Welche Maßnahmen treffen Sie als Trainer, um angesichts der Umstände die Begeisterung für den Fußball innerhalb der Mannschaft aufrechtzuerhalten?
Unsere Begeisterung wird vom Erfolgsgedanken getragen. Wir wollen es schaffen. Warum ich früher von einem Vorteil für uns gesprochen habe, liegt daran, dass die Motivation und die Inspiration innerhalb unseres Teams sehr stark ist, und das haben wir in den vergangenen sechs Monaten immer gezeigt. Das kann uns gegen alle diese Gegner helfen.

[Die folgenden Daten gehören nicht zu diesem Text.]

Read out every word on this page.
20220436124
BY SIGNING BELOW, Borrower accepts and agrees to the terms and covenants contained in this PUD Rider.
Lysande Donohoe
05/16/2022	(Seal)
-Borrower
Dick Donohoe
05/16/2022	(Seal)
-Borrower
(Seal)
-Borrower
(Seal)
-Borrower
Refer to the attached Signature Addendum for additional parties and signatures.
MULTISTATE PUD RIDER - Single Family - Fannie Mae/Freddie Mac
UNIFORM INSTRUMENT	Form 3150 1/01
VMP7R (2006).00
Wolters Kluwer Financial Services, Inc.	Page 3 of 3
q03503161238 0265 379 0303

Salzburg ist ein sehr junges Team. Würden Sie sich manchmal mehr erfahrene Spieler wünschen oder passt das Gefüge?
Ich glaube, dass wir über einen sehr ausgewogenen Kader verfügen. Wir haben viele gute junge Spieler, aber auch viele mit Erfahrung. Die Jungs wie Alex Walke, Andi Ulmer, Andre Ramalho und Zlatko Junuzovic üben einen unglaublichen Einfluss auf die Mannschaft aus. Sie sind Supertypen, unglaubliche Profis und Vorbilder in jeder Hinsicht. Aber auch junge Spieler wie Max Wöber, Rasmus Kristensen, Patson Daka, Enock Mwepu oder auch Dominik Szoboszlai haben mittlerweile schon einiges an Erfahrung gewonnen. Wir sind in dieser Hinsicht gut  aufgestellt.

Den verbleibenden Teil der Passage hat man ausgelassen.